CORPORATE GOVERNANCE

During the six months ended 31 August 2025, the Company complied with the code provisions as set out in Part 2 of the Corporate Governance Code (the "CG Code") contained in Appendix C1 of the Rules Governing the Listing of Securities on the Stock Exchange except for the following deviation:

Under the code provision C.2.1 of the CG Code, the roles of chairman and chief executive should be separate and should not be performed by the same individual. Mr. Xu Xuping is the chief executive officer (the "CEO") and the chairman of the Board (the "Chairman"). In view of Mr. Xu Xuping has been operating and managing the Group since January 2007, the Board believes that the vesting of the roles of the Chairman and the CEO in Mr. Xu Xuping is beneficial to the business operations and management of the Group and will provide a strong and consistent leadership to the Group. Accordingly, the Company has not segregated the roles of the CEO and the Chairman.

SHARE OPTION SCHEME

The shareholders of the Company approved and conditionally adopted a share option scheme on 22 November 2019 (the "Share Option Scheme") to enable the Company to grant options to the eligible participants as incentives or rewards for their contribution to the Group and/or to enable the Group to recruit and retain high-calibre employees and attract human resources

  • 17 -

that are valuable to the Group or any entity in which any member of the Group holds any equity interest. No share options have been granted, exercised, lapsed or cancelled under the Share Option Scheme since then and up to the date of this announcement.

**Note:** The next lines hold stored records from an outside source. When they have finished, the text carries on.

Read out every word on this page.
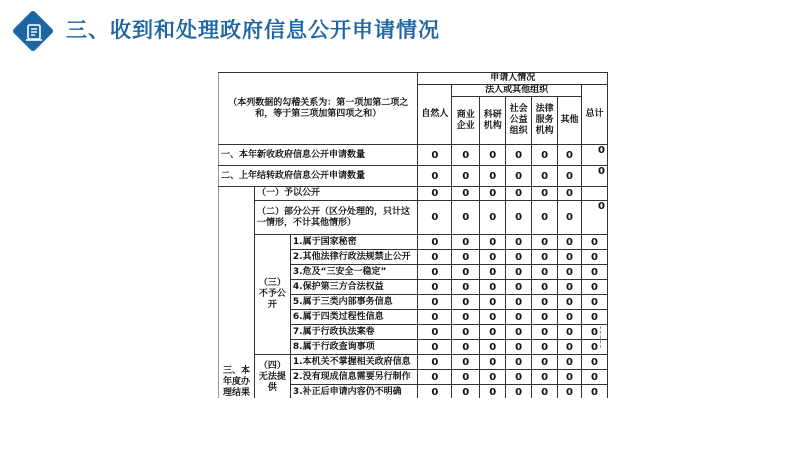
三、收到和处理政府信息公开申请情况
（本列数据的勾稽关系为：第一项加第二项之和，等于第三项加第四项之和）			申请人情况						
			自然人	法人或其他组织					总计
				商业企业	科研机构	社会公益组织	法律服务机构	其他	

一、本年新收政府信息公开申请数量			0	0	0	0	0	0	0
二、上年结转政府信息公开申请数量			0	0	0	0	0	0	0
三、本年度办理结果	（一）予以公开		0	0	0	0	0	0	
	（二）部分公开（区分处理的，只计这一情形，不计其他情形）		0	0	0	0	0	0	0
	（三）不予公开	1.属于国家秘密	0	0	0	0	0	0	0
		2.其他法律行政法规禁止公开	0	0	0	0	0	0	0
		3.危及“三安全一稳定”	0	0	0	0	0	0	0
		4.保护第三方合法权益	0	0	0	0	0	0	0
		5.属于三类内部事务信息	0	0	0	0	0	0	0
		6.属于四类过程性信息	0	0	0	0	0	0	0
		7.属于行政执法案卷	0	0	0	0	0	0	0
		8.属于行政查询事项	0	0	0	0	0	0	0
	（四）无法提供	1.本机关不掌握相关政府信息	0	0	0	0	0	0	0
		2.没有现成信息需要另行制作	0	0	0	0	0	0	0
		3.补正后申请内容仍不明确	0	0	0	0	0	0	0
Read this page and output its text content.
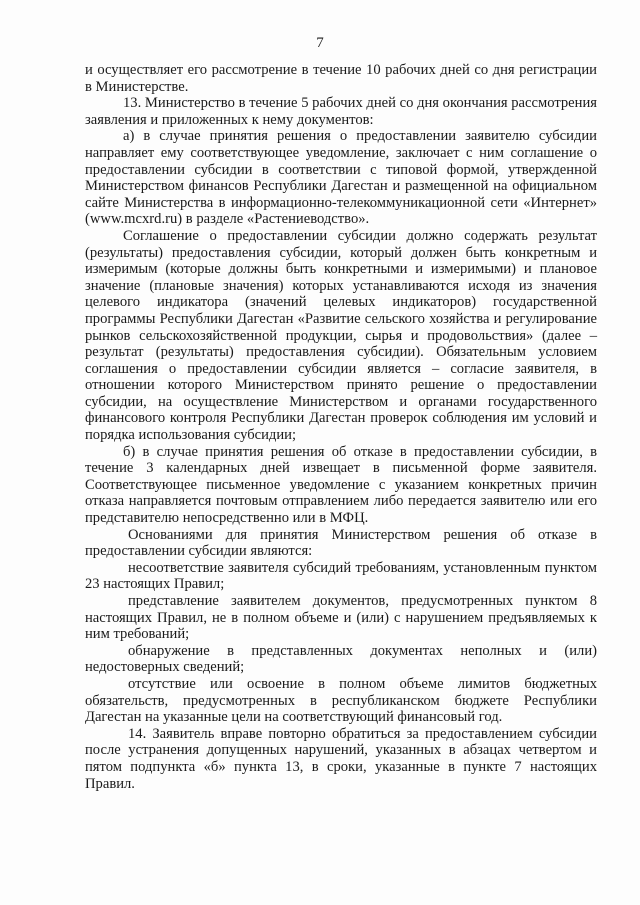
7

и осуществляет его рассмотрение в течение 10 рабочих дней со дня регистрации в Министерстве.

13. Министерство в течение 5 рабочих дней со дня окончания рассмотрения заявления и приложенных к нему документов:

а) в случае принятия решения о предоставлении заявителю субсидии направляет ему соответствующее уведомление, заключает с ним соглашение о предоставлении субсидии в соответствии с типовой формой, утвержденной Министерством финансов Республики Дагестан и размещенной на официальном сайте Министерства в информационно-телекоммуникационной сети «Интернет» (www.mcxrd.ru) в разделе «Растениеводство».

Соглашение о предоставлении субсидии должно содержать результат (результаты) предоставления субсидии, который должен быть конкретным и измеримым (которые должны быть конкретными и измеримыми) и плановое значение (плановые значения) которых устанавливаются исходя из значения целевого индикатора (значений целевых индикаторов) государственной программы Республики Дагестан «Развитие сельского хозяйства и регулирование рынков сельскохозяйственной продукции, сырья и продовольствия» (далее – результат (результаты) предоставления субсидии). Обязательным условием соглашения о предоставлении субсидии является – согласие заявителя, в отношении которого Министерством принято решение о предоставлении субсидии, на осуществление Министерством и органами государственного финансового контроля Республики Дагестан проверок соблюдения им условий и порядка использования субсидии;

б) в случае принятия решения об отказе в предоставлении субсидии, в течение 3 календарных дней извещает в письменной форме заявителя. Соответствующее письменное уведомление с указанием конкретных причин отказа направляется почтовым отправлением либо передается заявителю или его представителю непосредственно или в МФЦ.

Основаниями для принятия Министерством решения об отказе в предоставлении субсидии являются:

несоответствие заявителя субсидий требованиям, установленным пунктом 23 настоящих Правил;

представление заявителем документов, предусмотренных пунктом 8 настоящих Правил, не в полном объеме и (или) с нарушением предъявляемых к ним требований;

обнаружение в представленных документах неполных и (или) недостоверных сведений;

отсутствие или освоение в полном объеме лимитов бюджетных обязательств, предусмотренных в республиканском бюджете Республики Дагестан на указанные цели на соответствующий финансовый год.

14. Заявитель вправе повторно обратиться за предоставлением субсидии после устранения допущенных нарушений, указанных в абзацах четвертом и пятом подпункта «б» пункта 13, в сроки, указанные в пункте 7 настоящих Правил.
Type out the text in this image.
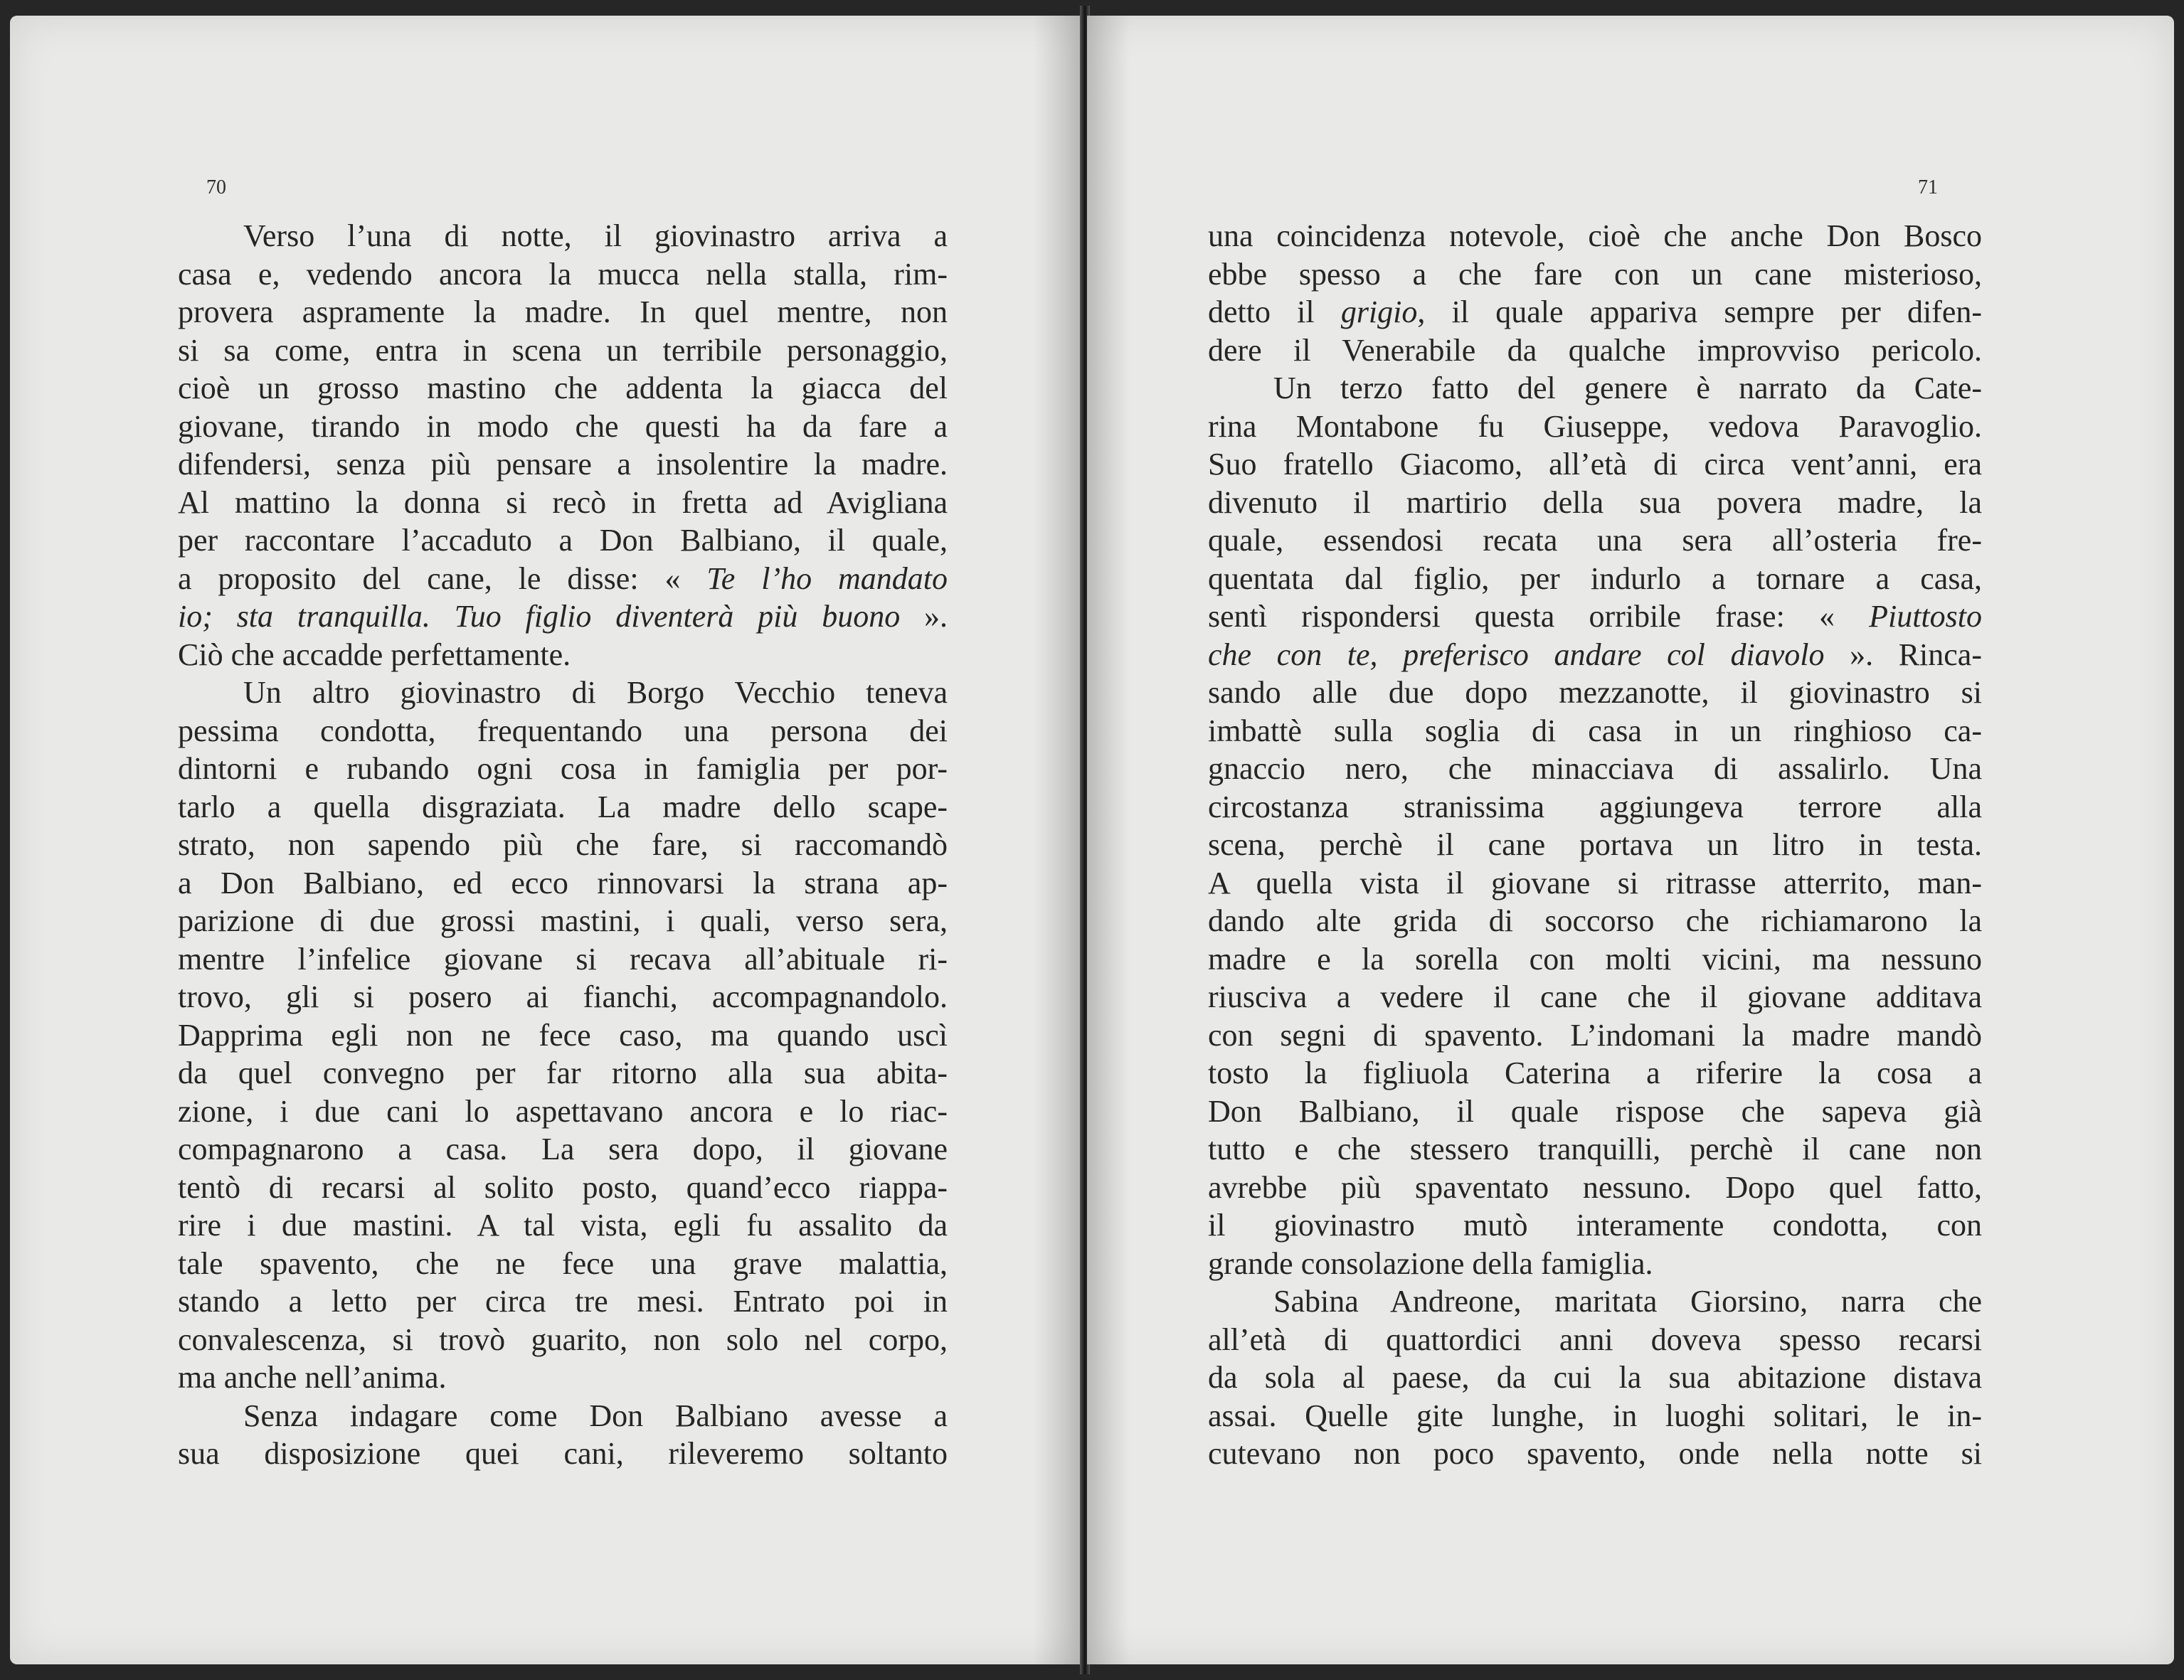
70
Verso l’una di notte, il giovinastro arriva a
casa e, vedendo ancora la mucca nella stalla, rim-
provera aspramente la madre. In quel mentre, non
si sa come, entra in scena un terribile personaggio,
cioè un grosso mastino che addenta la giacca del
giovane, tirando in modo che questi ha da fare a
difendersi, senza più pensare a insolentire la madre.
Al mattino la donna si recò in fretta ad Avigliana
per raccontare l’accaduto a Don Balbiano, il quale,
a proposito del cane, le disse: « Te l’ho mandato
io; sta tranquilla. Tuo figlio diventerà più buono ».
Ciò che accadde perfettamente.
Un altro giovinastro di Borgo Vecchio teneva
pessima condotta, frequentando una persona dei
dintorni e rubando ogni cosa in famiglia per por-
tarlo a quella disgraziata. La madre dello scape-
strato, non sapendo più che fare, si raccomandò
a Don Balbiano, ed ecco rinnovarsi la strana ap-
parizione di due grossi mastini, i quali, verso sera,
mentre l’infelice giovane si recava all’abituale ri-
trovo, gli si posero ai fianchi, accompagnandolo.
Dapprima egli non ne fece caso, ma quando uscì
da quel convegno per far ritorno alla sua abita-
zione, i due cani lo aspettavano ancora e lo riac-
compagnarono a casa. La sera dopo, il giovane
tentò di recarsi al solito posto, quand’ecco riappa-
rire i due mastini. A tal vista, egli fu assalito da
tale spavento, che ne fece una grave malattia,
stando a letto per circa tre mesi. Entrato poi in
convalescenza, si trovò guarito, non solo nel corpo,
ma anche nell’anima.
Senza indagare come Don Balbiano avesse a
sua disposizione quei cani, rileveremo soltanto
71
una coincidenza notevole, cioè che anche Don Bosco
ebbe spesso a che fare con un cane misterioso,
detto il grigio, il quale appariva sempre per difen-
dere il Venerabile da qualche improvviso pericolo.
Un terzo fatto del genere è narrato da Cate-
rina Montabone fu Giuseppe, vedova Paravoglio.
Suo fratello Giacomo, all’età di circa vent’anni, era
divenuto il martirio della sua povera madre, la
quale, essendosi recata una sera all’osteria fre-
quentata dal figlio, per indurlo a tornare a casa,
sentì rispondersi questa orribile frase: « Piuttosto
che con te, preferisco andare col diavolo ». Rinca-
sando alle due dopo mezzanotte, il giovinastro si
imbattè sulla soglia di casa in un ringhioso ca-
gnaccio nero, che minacciava di assalirlo. Una
circostanza stranissima aggiungeva terrore alla
scena, perchè il cane portava un litro in testa.
A quella vista il giovane si ritrasse atterrito, man-
dando alte grida di soccorso che richiamarono la
madre e la sorella con molti vicini, ma nessuno
riusciva a vedere il cane che il giovane additava
con segni di spavento. L’indomani la madre mandò
tosto la figliuola Caterina a riferire la cosa a
Don Balbiano, il quale rispose che sapeva già
tutto e che stessero tranquilli, perchè il cane non
avrebbe più spaventato nessuno. Dopo quel fatto,
il giovinastro mutò interamente condotta, con
grande consolazione della famiglia.
Sabina Andreone, maritata Giorsino, narra che
all’età di quattordici anni doveva spesso recarsi
da sola al paese, da cui la sua abitazione distava
assai. Quelle gite lunghe, in luoghi solitari, le in-
cutevano non poco spavento, onde nella notte si
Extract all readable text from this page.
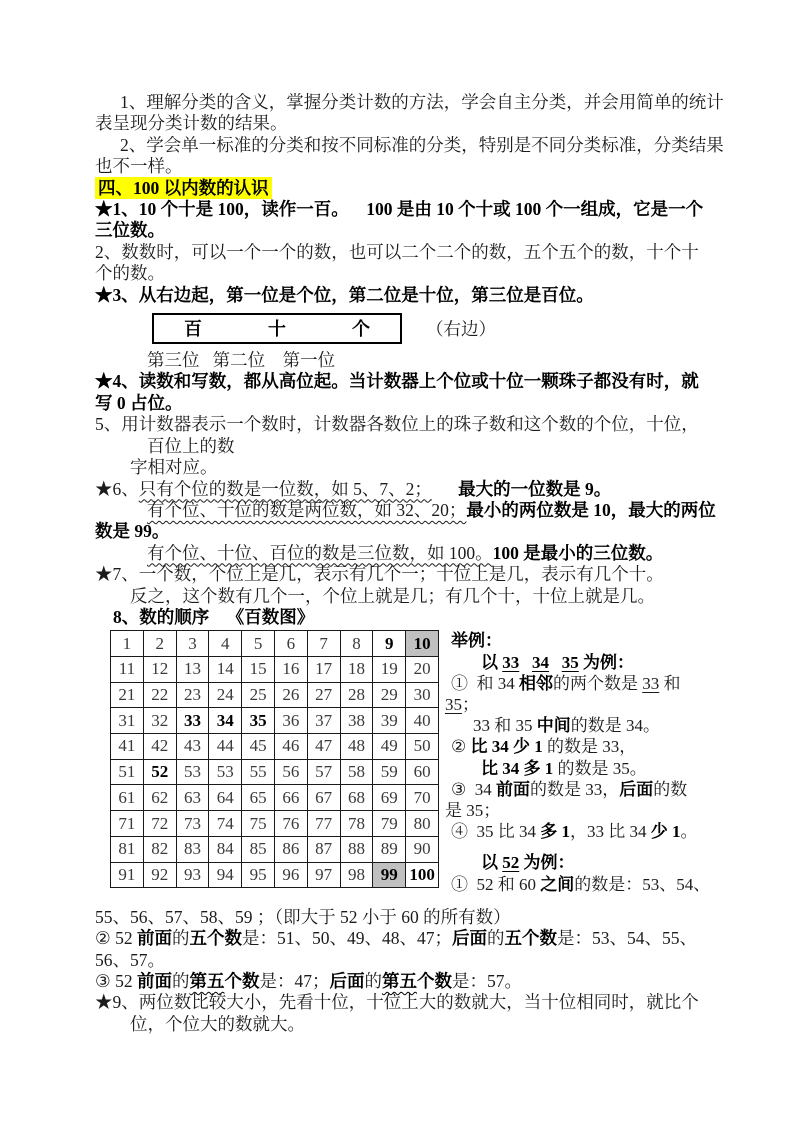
1、理解分类的含义，掌握分类计数的方法，学会自主分类，并会用简单的统计
表呈现分类计数的结果。
2、学会单一标准的分类和按不同标准的分类，特别是不同分类标准，分类结果
也不一样。
四、100 以内数的认识
★1、10 个十是 100，读作一百。    100 是由 10 个十或 100 个一组成，它是一个
三位数。
2、数数时，可以一个一个的数，也可以二个二个的数，五个五个的数，十个十
个的数。
★3、从右边起，第一位是个位，第二位是十位，第三位是百位。
百	十	个	（右边）
第三位   第二位    第一位
★4、读数和写数，都从高位起。当计数器上个位或十位一颗珠子都没有时，就
写 0 占位。
5、用计数器表示一个数时，计数器各数位上的珠子数和这个数的个位，十位，
百位上的数
字相对应。
★6、只有个位的数是一位数，如 5、7、2； 最大的一位数是 9。
有个位、十位的数是两位数，如 32、20；最小的两位数是 10，最大的两位
数是 99。
有个位、十位、百位的数是三位数，如 100。100 是最小的三位数。
★7、一个数，个位上是几，表示有几个一；十位上是几，表示有几个十。
反之，这个数有几个一，个位上就是几；有几个十，十位上就是几。
8、数的顺序    《百数图》
1	2	3	4	5	6	7	8	9	10
11	12	13	14	15	16	17	18	19	20
21	22	23	24	25	26	27	28	29	30
31	32	33	34	35	36	37	38	39	40
41	42	43	44	45	46	47	48	49	50
51	52	53	53	55	56	57	58	59	60
61	62	63	64	65	66	67	68	69	70
71	72	73	74	75	76	77	78	79	80
81	82	83	84	85	86	87	88	89	90
91	92	93	94	95	96	97	98	99	100
举例：
以 33 34 35 为例：
①  和 34 相邻的两个数是 33 和
35；
33 和 35 中间的数是 34。
② 比 34 少 1 的数是 33，
比 34 多 1 的数是 35。
③  34 前面的数是 33，后面的数
是 35；
④  35 比 34 多 1，33 比 34 少 1。
以 52 为例：
①  52 和 60 之间的数是：53、54、
55、56、57、58、59 ；（即大于 52 小于 60 的所有数）
② 52 前面的五个数是：51、50、49、48、47；后面的五个数是：53、54、55、
56、57。
③ 52 前面的第五个数是：47；后面的第五个数是：57。
★9、两位数比较大小，先看十位，十位上大的数就大，当十位相同时，就比个
位，个位大的数就大。
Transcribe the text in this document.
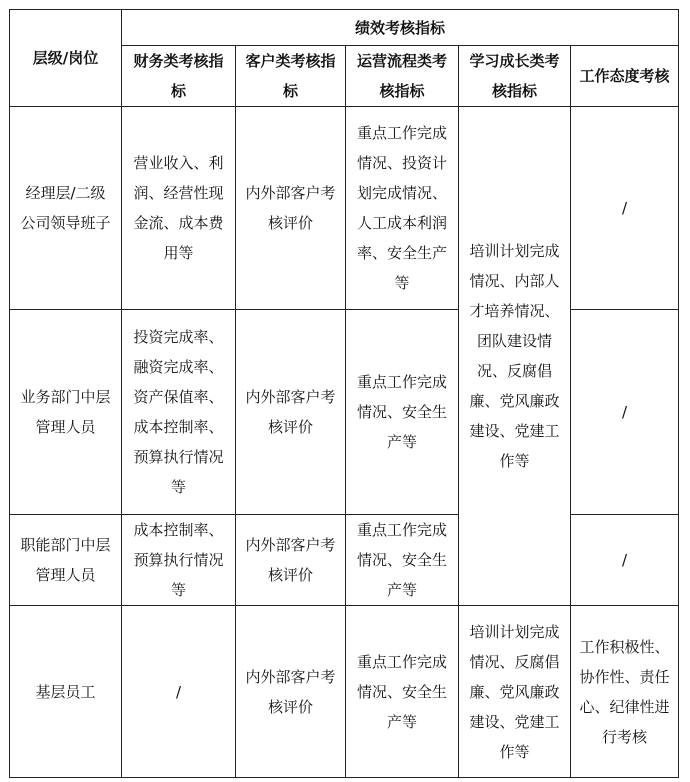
层级/岗位	绩效考核指标				
	财务类考核指标	客户类考核指标	运营流程类考核指标	学习成长类考核指标	工作态度考核
经理层/二级公司领导班子	营业收入、利润、经营性现金流、成本费用等	内外部客户考核评价	重点工作完成情况、投资计划完成情况、人工成本利润率、安全生产等	培训计划完成情况、内部人才培养情况、团队建设情况、反腐倡廉、党风廉政建设、党建工作等	/
业务部门中层管理人员	投资完成率、融资完成率、资产保值率、成本控制率、预算执行情况等	内外部客户考核评价	重点工作完成情况、安全生产等		/
职能部门中层管理人员	成本控制率、预算执行情况等	内外部客户考核评价	重点工作完成情况、安全生产等		/
基层员工	/	内外部客户考核评价	重点工作完成情况、安全生产等	培训计划完成情况、反腐倡廉、党风廉政建设、党建工作等	工作积极性、协作性、责任心、纪律性进行考核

PURCHASE, SALE OR REDEMPTION OF THE LISTED SECURITIES OF THE COMPANY

Neither the Company nor any of its subsidiaries purchased, sold or redeemed any of the Company's listed securities (including sale of treasury shares of the Company) during the six months ended 31 August 2025.

AUDIT COMMITTEE

The audit committee of the Company (the "Audit Committee") has reviewed the Group's unaudited interim results for the six months ended 31 August 2025 and discussed with the management of the Company on the accounting principles and policies adopted by the Group including a review of the unaudited condensed consolidated interim financial statements and the interim report of the Company for the six months ended 31 August 2025 with no disagreement by the Audit Committee.

PUBLICATION OF INTERIM RESULTS ANNOUNCEMENT AND INTERIM REPORT

This unaudited interim results announcement of the Company for the six months ended 31 August 2025 has been published on the website of the Stock Exchange at www.hkexnews.hk and the Company's website at http://www.ctrholdings.com. The interim report of the Company for the six months ended 31 August 2025 will be dispatched to the shareholders of the Company and made available on the websites of the Stock Exchange and the Company in due course.

By Order of the Board

CTR Holdings Limited

Xu Xuping

Chairman, Chief Executive Officer and Executive Director

Hong Kong, 31 October 2025

As at the date of this announcement, the Board comprises two executive Directors, namely Mr. Xu Xuping and Mr. Xu Tiancheng; and three independent non-executive Directors, namely Dr Kung Wai Chiu Marco, Mr. Tang Chi Wang and Ms. Wang Yao.